Every year the Carl J. Peter Chair of Homiletics, currently held by Father James Quigley, O.P., invites a speaker to address the seminary community on a topic related to preaching.  Father Quigley began the evening by introducing his brother Dominican.  Father Nicanor holds a Ph.D. in Biology from the Massachusetts Institute of Technology and is currently pursuing the Doctorate in Sacred Theology from the University of Fribourg in Switzerland.  He teaches both biology and moral theology at Providence College in Providence, RI, and in 2011 published his first book, Biomedicine and Beatitude: An Introduction to Catholic Bioethics as part of the Catholic Moral Thought Series from The Catholic University of America Press.

Throughout his lecture, Father Nicanor sought to answer the question, “How do we speak about Catholic bioethics today? How will you [priests and seminarians] preach it?”

His answer revolved around three words: desire, joy, and mercy. 

The Catholic priest must preach the liberating message of Catholic bioethics in a way that encourages others to develop virtues, and virtues involve the perfection of a person’s desires.  The priest must help people to desire their authentic good, what is truly best for them and for their life in God.

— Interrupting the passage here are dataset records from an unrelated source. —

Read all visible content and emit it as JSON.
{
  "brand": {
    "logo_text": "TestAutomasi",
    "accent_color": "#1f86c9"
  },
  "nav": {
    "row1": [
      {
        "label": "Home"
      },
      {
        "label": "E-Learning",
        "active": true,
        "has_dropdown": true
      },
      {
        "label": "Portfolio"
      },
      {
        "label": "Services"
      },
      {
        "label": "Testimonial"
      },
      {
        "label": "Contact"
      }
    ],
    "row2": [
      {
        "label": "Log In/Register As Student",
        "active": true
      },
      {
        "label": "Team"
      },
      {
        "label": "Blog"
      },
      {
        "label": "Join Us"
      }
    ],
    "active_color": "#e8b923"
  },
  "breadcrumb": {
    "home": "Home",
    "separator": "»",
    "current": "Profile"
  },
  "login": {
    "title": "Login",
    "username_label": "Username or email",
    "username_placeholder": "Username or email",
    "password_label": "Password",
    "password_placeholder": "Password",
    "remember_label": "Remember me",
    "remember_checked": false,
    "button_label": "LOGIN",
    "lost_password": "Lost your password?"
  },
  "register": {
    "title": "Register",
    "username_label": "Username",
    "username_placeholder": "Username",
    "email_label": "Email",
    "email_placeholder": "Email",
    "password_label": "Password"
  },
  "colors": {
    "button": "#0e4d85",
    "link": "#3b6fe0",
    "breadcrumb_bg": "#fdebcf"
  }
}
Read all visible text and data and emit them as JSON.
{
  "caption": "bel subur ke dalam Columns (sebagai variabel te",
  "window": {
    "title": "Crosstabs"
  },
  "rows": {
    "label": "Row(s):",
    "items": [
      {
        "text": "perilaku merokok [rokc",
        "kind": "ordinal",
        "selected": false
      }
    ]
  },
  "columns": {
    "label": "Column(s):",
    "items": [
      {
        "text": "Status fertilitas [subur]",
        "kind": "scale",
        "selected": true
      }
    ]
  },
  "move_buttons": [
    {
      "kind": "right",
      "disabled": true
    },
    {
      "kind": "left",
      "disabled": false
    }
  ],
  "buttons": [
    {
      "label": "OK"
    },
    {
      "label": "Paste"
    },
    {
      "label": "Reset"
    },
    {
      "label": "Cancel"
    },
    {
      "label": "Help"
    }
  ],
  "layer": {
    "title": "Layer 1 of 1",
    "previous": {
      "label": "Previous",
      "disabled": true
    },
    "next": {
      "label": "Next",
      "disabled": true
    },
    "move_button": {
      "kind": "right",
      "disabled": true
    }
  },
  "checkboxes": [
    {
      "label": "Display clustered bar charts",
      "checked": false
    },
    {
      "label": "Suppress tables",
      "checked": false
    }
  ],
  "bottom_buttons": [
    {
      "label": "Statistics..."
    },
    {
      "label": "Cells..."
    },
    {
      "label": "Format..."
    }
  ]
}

“Joy,” he said, “is the delight you experience when you finally possess what you desire.  Everyone is seeking joy.” So the priest must help others to desire what is truly good for them, and lead them into the liberating joy of the moral life.

Finally, mercy.  The priest is a minister of mercy and must always offer the mercy of God. 

Father Nicanor developed these three themes with reflections and stories that provided practical examples of how a priest might live out this high calling.  His experience in ministry with organizations like Project Rachel and his work with his students not only helped to explain his points, but also provided a model to be imitated.